Studies of urban magpies in Manchester showed a summer diet mostly of invertebrates with some field voles and house sparrows .When food is abundant, magpies hoard the surplus to eat later. They make a small hole in the ground with their beak, place the food in it and cover it with grass, a stone or a leaf. These caches are spread around their territory or home range. Check this article also: Foods and Treats For Bird
The striking black-and-white, black-billed magpie is native to western North America. These conspicuous birds inhabit both rural and urban areas.
Magpies are omnivorous and feed on fruit and grain, but also prey on bats, mice, frogs, snakes and rabbits. Magpies also actively hunt for the nestlings of other birds to feed their own babies during the breeding season. These beautifully colored birds are highly intelligent and make for interesting pets.
Provide your magpie with a cage which is at least 4 square feet.
Magpies have a reputation as thieves out to steal your shiny jewelry or take ornaments from your garden, but new research shows that flashy objects probably repel magpies.
The myth seems to have built up without much science to back it up, but the truth could actually be useful.

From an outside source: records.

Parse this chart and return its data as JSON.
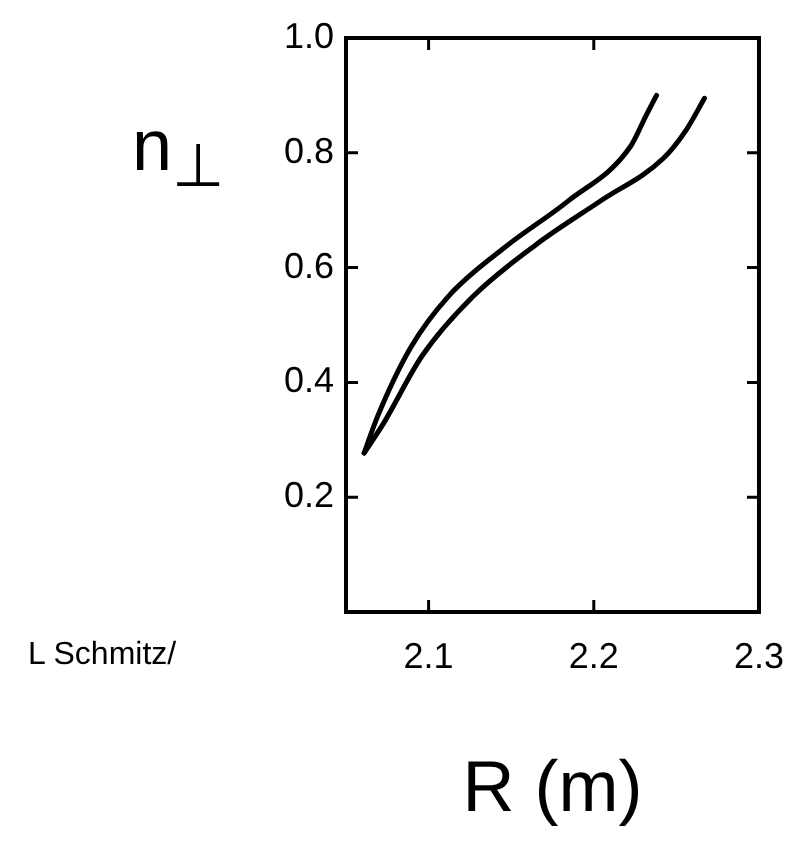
{
  "chart_data": {
    "type": "line",
    "xlabel": "R (m)",
    "ylabel": "n$_{⊥}$",
    "annotations": [
      "L Schmitz/"
    ],
    "xlim": [
      2.05,
      2.3
    ],
    "xticks": [
      2.1,
      2.2,
      2.3
    ],
    "ylim": [
      0,
      1
    ],
    "yticks": [
      0.2,
      0.4,
      0.6,
      0.8,
      {
        "value": 1,
        "label": "1.0"
      }
    ],
    "grid": false,
    "legend": false,
    "marker": "none",
    "line_style": "solid",
    "series": [
      {
        "color": "#000000",
        "x": [
          2.061,
          2.069,
          2.089,
          2.112,
          2.146,
          2.184,
          2.222,
          2.232,
          2.238
        ],
        "values": [
          0.277,
          0.34,
          0.46,
          0.55,
          0.635,
          0.715,
          0.81,
          0.867,
          0.9
        ]
      },
      {
        "color": "#000000",
        "x": [
          2.061,
          2.073,
          2.096,
          2.127,
          2.165,
          2.204,
          2.242,
          2.256,
          2.267
        ],
        "values": [
          0.277,
          0.33,
          0.446,
          0.55,
          0.64,
          0.716,
          0.79,
          0.84,
          0.895
        ]
      }
    ]
  }
}
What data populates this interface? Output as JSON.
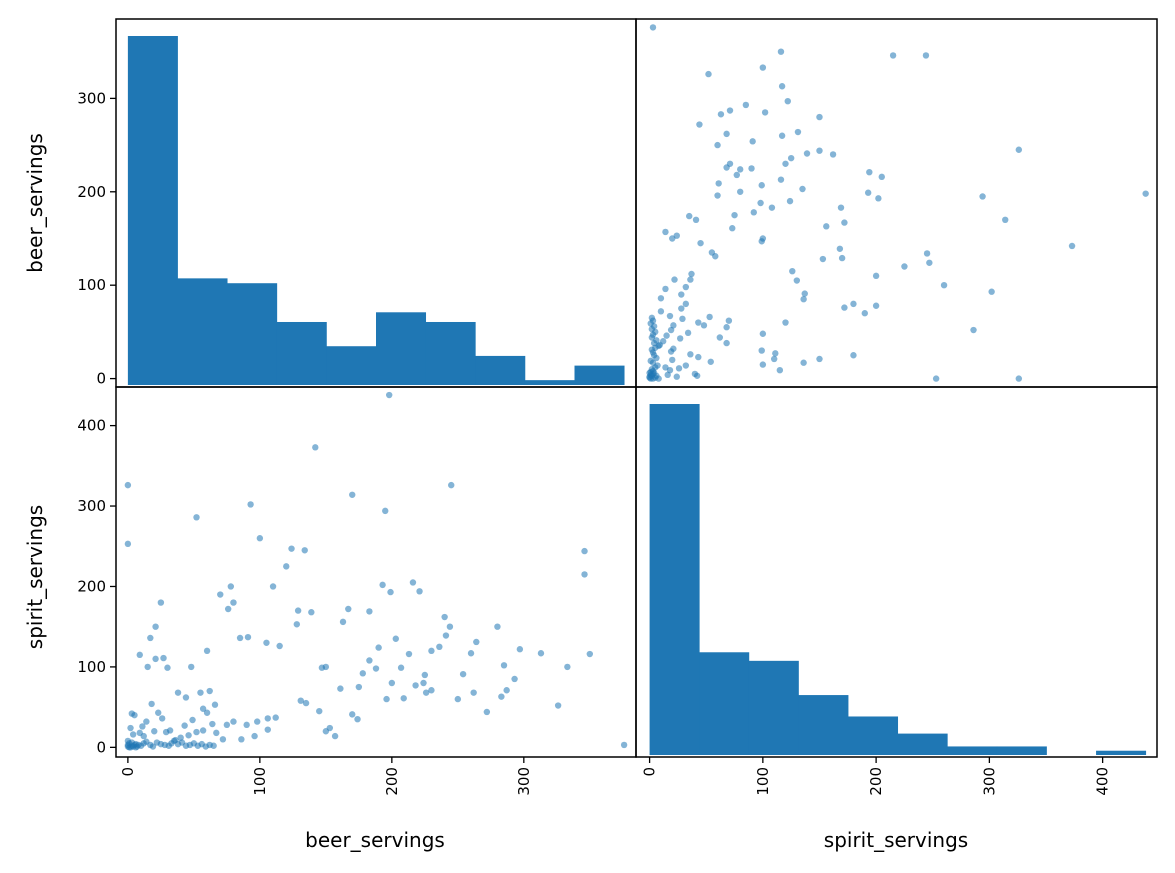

Magpies are capable of wrecking crops by digging for grain, berries and other food, so along with other bird-scaring measures, placing shiny materials in fields might deter magpies and keep crops safe from being upturned and trampled.
While their natural diet is quite broad — including insects, small rodents, grain and berries – magpies have been known to steal other birds’ eggs, and even young chicks.
In addition, magpies have adapted rather well to suburban living, so they’ll often eat leftover food scraps. But it’s better to provide them with proper bird food to ensure they don’t eat anything poisonous.
Though they may look quite a bit different at first glance, magpies belong to the bird family Corvidae, a group that includes crows, ravens, rooks, jackdaws and jays, as well as lesser recognized members like treepies, choughs and nutcrackers.
As such, magpies are among the most intelligent family of birds recognized by modern science.
European magpies have demonstrated the remarkable ability to recognize their own reflections in mirrors, something that was once thought to be a defining characteristic belonging only to humans.
This might not sound that amazing, but out of countless species tested, only four ape species, bottlenose dolphins and Asian elephants have demonstrated this ability.Scientists tested the magpies by placing a colored mark on their necks — which did not hurt or cause skin irritation.
Then when placed in a cage with several mirrors, the birds were filmed scratching at their necks after looking at their reflections. With all other controls in place, this could only mean that magpies had recognized themselves in the mirrors. And not just that, the birds had differentiated between their normal physical state and their now-marked plumage.
There are several names given to a group of magpies, but perhaps the most descriptive is “a parliament.” The birds have earned this title from often appearing in large groups in the spring, looking stately and cawing at each other.
A final fascinating fact relates to one of the defining features of a magpie. While they share some similarities with their corvid family, the magpies possess an extremely long tail.
In fact, a magpie’s tail is often roughly the same length as its entire body.
Why magpies have such long tails remains up for debate, but it may provide magpies with the ability to make swift turns while in the air. This would allow the birds to evade larger predators and make up for rather average flying abilities.